VANCOUVER, BRITISH COLUMBIA--(Marketwired - Nov. 4, 2016) - Finore Mining Inc. ("Finore" or the "Company") (CSE:FIN)(CSE:FIN.CN)(OTC PINK:FNREF) is pleased to announce that pursuant to the terms of the letter agreement with the shareholders of Kushtown USA, the company has made a first cash payment to the shareholders of Kushtown USA LLC for $50,000 (U.S.) on November 3, 2016. In addition, the Company announces that it is identifying warehousing and distribution locations across California to operate the Kushtown bottling operation.
On October 27, 2016 Finore signed a letter agreement dated October 27, 2016 (the "Assignment Agreement") with an arm's length private British Columbia company (the "Assignor"), pursuant to which the Assignor has assigned to the Company the rights and obligations of a letter agreement dated October 25, 2016 (the "Letter Agreement") between the Assignor and Kushtown USA, LLC ("Kushtown") a private California limited liability company.
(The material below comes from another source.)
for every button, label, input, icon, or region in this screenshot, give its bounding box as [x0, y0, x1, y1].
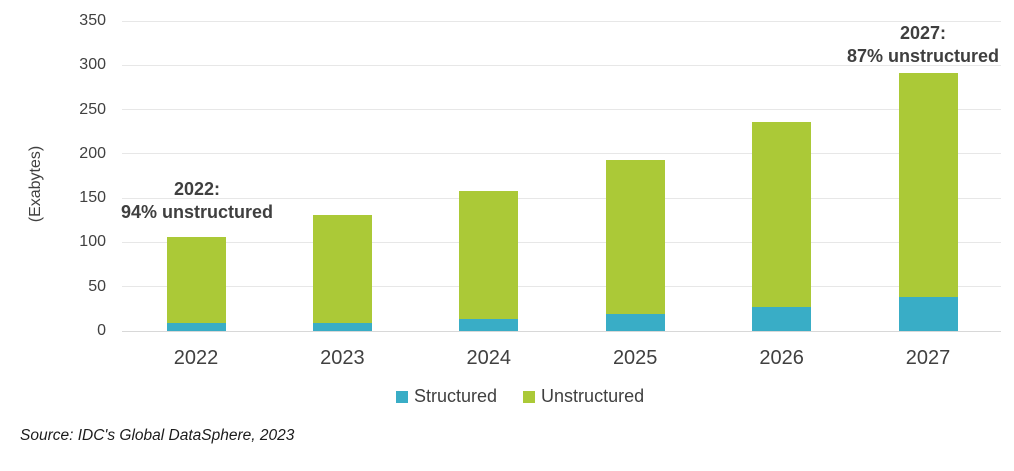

Pursuant to the terms of the Letter Agreement, the Company will acquire all of the issued and outstanding securities of Kushtown (the "Transaction").
Pursuant to the terms of the Letter Agreement, the Company was required to, within 14 days of signing of the Letter Agreement, pay the shareholders of Kushtown aggregate cash consideration of US$50,000. Finore has conducted its due diligence on the transaction and has made the required USD$50,000 payment earlier than required. Finore is working aggressively to finalize all documentation required to complete the transaction with Kushtown and plans to file all required documentation with the Canadian Securities Exchange in the coming weeks.
The Company also reports that the company has entered into a consulting agreement with 420 Real Property to help Kushtown identify and acquire a warehouse and distribution center to expand the operation of the Kushtown business in a more robust way.
About 420 Real Properties
420 Real Property is a fully licensed real estate consulting company that specializes in cannabis friendly properties for lease and purchase. 420 Real Property has specific expertise in the state of California. 420 Real Property Founder and President Paul K. Thompson (a licensed California Real Estate Broker) has many years of experience in helping clients related to the cannabis industry.
Kushtown Senior Executive Search
The Company's current Board of Directors are in receipt of expressions of interest for senior executive positions for Kushtown from highly qualified applicants. In addition, Finore is in talks with several large, reputable global executive search firms with the aim of identifying and hiring a highly qualified retail branding executive for the Kushtown business.
Pursuant to the terms of the Letter Agreement, the Company will make certain cash payments and advances and issue to Kushtown shareholders an aggregate of 8,440,845 common shares in the capital of the Company (the "Payment Shares") at a deemed price of CDN$0.15 per Payment Share for total share consideration of CDN$1,266,126.75 (US$950,000). The Payment Shares will be subject to escrow conditions and/or resale restrictions as required by applicable securities laws and the policies of the Canadian Securities Exchange (the "CSE"). Pursuant to the terms of the Assignment Agreement, the Company will, upon closing of the Transaction, issue 2,500,000 common shares to the Assignor at a deemed price of CDN$0.15 per share and shall grant the Assignor a 2% net profits interest royalty on all Kushtown branded products sold by the Company.
The Transaction remains subject to certain closing conditions, including, completion of due diligence, the negotiation and signing of a definitive agreement and obtaining all necessary approvals, including, approval of the respective boards, the approval of the CSE, and if applicable, shareholders of the Company. There can be no guarantees that the Transaction will be completed as proposed or at all.
None of the Payment Shares to be issued pursuant to the Transaction have been or will be registered under the U.S. Securities Act of 1933, as amended (the "U.S. Securities Act"), or any state securities laws, and any Payment Shares issued pursuant to the Transaction are anticipated to be issued in reliance upon available exemptions from such registration requirements pursuant to Rule 506(b) of Regulation D and/or Section 4(a)(2) of the U.S. Securities Act and applicable exemptions under state securities laws. In addition, the Payment Shares to be issued pursuant to the Transaction under an exemption from the registration requirements of the U.S. Securities Act will be "restricted securities" as defined under Rule 144(a)(3) of the U.S. Securities Act and will contain the appropriate restrictive legend as required under the U.S. Securities Act.
The CSE does not accept responsibility for the adequacy or accuracy of this release.
Cautionary Statement Regarding "Forward-Looking" Information
The forward-looking information contained in this press release is made as of the date of this press release and, except as required by applicable law, the Company does not undertake any obligation to update publicly or to revise any of the included forward-looking information, whether as a result of new information, future events or otherwise, except as may be required by law. By its very nature, such forward-looking information requires the Company to make assumptions that may not materialize or that may not be accurate. This forward-looking information is subject to known and unknown risks and uncertainties and other factors, which may cause actual results, levels of activity and achievements to differ materially from those expressed or implied by such information.